The Republican National Committee released a new website on Tuesday that goes to great lengths to depict the party as open to minority interests.

The most obvious example comes on the "Heroes" page where the RNC pinpoints 16 figures who were "Patriots: American Heroes & Famous Republicans." The list includes seven African-Americans, one Hispanic-American, and four women. Only four white men are included, three of whom had direct ties to the advancement of civil rights in America. Former President Abraham Lincoln made the list, as did former Justice Frank Johnson, who was instrumental in court decisions that helped end segregation in the South. Finally, there was former Sen. Everett Dirksen of Illinois, who helped write and pass the Civil Rights Act of 1964.

But the GOP may have muddled is message by including individuals who would scoff at today's Republican Party.

As pointed out by a Democratic source, the inclusion of baseball star Jackie Robinson on the list seems particularly egregious. The former Dodger, who broke baseball's color barrier, was far from a dyed-in-the-wool conservative. Robinson's ties to the GOP seemed more driven by a personal admiration for Nelson Rockefeller -- the New Yorker who would end up being vice president under Gerald Ford -- than it was core ideological convictions. In his biography, Robinson said that as the Republican Party leadership tilted towards Barry Goldwater conservatives, he began to have "a better understanding of how it must have felt to be a Jew in Hitler's Germany."
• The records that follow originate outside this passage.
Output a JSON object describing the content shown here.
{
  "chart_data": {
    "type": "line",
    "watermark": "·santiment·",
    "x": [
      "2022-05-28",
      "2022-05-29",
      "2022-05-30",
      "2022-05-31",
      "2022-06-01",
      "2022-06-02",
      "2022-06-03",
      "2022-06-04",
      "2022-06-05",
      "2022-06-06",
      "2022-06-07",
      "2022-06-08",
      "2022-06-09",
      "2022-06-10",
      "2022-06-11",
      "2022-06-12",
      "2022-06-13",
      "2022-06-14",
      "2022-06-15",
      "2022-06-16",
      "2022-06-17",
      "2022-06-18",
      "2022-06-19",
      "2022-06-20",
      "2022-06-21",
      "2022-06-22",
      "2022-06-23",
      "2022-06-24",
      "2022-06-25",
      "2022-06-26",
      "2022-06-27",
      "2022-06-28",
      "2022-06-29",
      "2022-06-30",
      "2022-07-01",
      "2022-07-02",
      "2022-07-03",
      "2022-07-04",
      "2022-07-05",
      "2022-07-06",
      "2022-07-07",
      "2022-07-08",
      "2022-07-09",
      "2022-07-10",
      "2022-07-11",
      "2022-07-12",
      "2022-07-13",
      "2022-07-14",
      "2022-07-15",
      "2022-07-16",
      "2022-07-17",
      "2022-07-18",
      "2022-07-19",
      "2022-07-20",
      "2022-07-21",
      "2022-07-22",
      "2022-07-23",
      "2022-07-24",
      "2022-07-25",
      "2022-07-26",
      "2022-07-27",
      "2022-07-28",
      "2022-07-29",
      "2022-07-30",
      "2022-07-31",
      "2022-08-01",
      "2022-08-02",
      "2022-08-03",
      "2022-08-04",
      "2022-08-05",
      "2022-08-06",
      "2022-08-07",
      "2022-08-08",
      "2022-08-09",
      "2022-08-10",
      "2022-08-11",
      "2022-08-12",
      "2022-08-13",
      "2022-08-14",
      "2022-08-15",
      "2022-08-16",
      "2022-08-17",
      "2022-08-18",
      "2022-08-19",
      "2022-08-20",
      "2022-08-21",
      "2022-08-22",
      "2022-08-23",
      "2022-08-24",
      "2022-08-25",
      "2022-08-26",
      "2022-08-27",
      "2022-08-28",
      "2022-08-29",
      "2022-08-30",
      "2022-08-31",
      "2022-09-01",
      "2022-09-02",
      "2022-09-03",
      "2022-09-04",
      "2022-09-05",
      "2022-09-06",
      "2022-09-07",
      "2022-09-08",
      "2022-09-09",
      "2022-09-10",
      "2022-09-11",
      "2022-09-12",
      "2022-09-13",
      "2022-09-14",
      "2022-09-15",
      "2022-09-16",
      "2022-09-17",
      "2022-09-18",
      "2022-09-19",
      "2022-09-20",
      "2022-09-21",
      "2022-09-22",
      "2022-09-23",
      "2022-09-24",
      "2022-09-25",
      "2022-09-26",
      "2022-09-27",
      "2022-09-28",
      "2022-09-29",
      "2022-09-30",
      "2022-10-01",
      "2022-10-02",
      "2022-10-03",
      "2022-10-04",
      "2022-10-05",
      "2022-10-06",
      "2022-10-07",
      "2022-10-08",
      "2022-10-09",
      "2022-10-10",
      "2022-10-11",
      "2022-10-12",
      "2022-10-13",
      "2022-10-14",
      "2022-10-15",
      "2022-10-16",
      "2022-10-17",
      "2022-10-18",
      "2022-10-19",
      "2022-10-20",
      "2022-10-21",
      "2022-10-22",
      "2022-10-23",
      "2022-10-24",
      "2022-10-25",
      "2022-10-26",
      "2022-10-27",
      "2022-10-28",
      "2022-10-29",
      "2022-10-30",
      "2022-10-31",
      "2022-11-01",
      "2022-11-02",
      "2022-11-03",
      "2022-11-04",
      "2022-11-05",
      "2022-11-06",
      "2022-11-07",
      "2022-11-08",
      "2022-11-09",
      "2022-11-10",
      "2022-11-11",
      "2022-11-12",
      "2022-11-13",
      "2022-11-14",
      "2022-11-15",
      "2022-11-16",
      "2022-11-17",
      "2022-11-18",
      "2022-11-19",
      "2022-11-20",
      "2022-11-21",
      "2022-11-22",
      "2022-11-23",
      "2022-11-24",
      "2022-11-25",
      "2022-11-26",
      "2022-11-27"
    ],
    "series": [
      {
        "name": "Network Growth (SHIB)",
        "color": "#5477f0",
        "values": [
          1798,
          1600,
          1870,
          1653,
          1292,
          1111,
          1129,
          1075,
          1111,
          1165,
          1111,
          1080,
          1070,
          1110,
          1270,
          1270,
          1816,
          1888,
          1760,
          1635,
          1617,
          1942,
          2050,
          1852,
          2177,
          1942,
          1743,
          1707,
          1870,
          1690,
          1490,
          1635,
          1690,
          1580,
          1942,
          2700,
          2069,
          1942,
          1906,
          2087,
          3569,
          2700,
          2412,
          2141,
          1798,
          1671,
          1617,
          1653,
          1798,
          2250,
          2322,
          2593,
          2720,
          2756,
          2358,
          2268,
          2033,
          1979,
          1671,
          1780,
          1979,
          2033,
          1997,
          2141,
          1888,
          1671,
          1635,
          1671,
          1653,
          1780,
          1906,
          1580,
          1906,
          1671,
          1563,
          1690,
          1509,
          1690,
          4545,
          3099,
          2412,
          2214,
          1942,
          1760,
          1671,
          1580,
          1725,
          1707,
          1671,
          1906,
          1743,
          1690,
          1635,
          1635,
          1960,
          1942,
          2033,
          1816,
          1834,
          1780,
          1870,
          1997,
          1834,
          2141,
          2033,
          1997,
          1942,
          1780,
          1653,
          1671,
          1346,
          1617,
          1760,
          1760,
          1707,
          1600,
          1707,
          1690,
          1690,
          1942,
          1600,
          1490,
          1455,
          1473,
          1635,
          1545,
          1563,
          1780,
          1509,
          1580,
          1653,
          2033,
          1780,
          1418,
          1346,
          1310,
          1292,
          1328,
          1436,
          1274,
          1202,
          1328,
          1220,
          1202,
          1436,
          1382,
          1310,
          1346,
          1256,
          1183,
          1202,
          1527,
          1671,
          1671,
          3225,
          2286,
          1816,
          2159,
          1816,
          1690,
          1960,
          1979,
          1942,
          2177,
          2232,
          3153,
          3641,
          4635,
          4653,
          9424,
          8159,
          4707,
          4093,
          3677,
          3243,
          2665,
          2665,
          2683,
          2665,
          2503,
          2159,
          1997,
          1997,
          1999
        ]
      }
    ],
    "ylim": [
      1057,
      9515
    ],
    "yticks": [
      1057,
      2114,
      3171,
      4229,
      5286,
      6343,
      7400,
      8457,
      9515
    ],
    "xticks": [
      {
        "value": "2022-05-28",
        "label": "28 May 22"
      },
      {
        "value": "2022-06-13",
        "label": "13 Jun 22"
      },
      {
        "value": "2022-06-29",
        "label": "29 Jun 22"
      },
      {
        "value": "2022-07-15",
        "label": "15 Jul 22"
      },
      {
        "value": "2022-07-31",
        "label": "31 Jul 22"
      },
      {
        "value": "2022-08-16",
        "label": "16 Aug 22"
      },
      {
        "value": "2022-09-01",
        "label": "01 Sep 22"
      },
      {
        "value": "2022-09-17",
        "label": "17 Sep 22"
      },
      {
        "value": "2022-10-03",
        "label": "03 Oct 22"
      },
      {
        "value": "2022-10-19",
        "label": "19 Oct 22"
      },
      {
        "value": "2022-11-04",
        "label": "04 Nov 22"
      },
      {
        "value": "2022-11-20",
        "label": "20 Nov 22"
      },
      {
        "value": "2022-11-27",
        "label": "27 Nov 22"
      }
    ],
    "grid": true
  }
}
Writing on page 340 of the autobiography, he campaigned for Hubert Humphrey.

"I was not as sold on the Republican party as I was on the governor," Robinson wrote of Rockefeller. "Every chance I got, while I was campaigning, I said plainly what I thought of the right-wing Republicans and the harm they were doing. I felt the GOP was a minority party in term of numbers of registered voters and could not win unless they updated their social philosophy and sponsored candidates and principles to attract the young, the black, and the independent voter. I said this often from public, and frequently Republican, platforms. By and large Republicans had ignored blacks and sometimes handpicked a few servile leaders in the black community to be their token "******s." How would I sound trying to go all out to sell Republicans to black people? They're not buying. They know better."
"I admit freely that I think, live, and breathe black first and foremost. That is one of the reasons I was so committed to the governor and so opposed to Senator Barry Goldwater. Early in 1964 I wrote a Speaking Out piece for The Saturday Evening Post. A Barry Goldwater victory would insure that the GOP would be completely the white man's party. What happened at San Francisco when Senator Goldwater became the Republican standard-bearer confirmed my prediction."

"I wasn't altogether caught of guard by the victory of the reactionary forces in the Republican party, but I was appalled by the tactics they used to stifle their liberal opposition," Robinson wrote of that 1964 convention. "I was a special delegate to the convention through an arrangement made by the Rockefeller office. That convention was one of the most unforgettable and frightening experiences of my life. The hatred I saw was unique to me because it was hatred directed against a white man. It embodied a revulsion for all he stood for, including his enlightened attitude toward black people."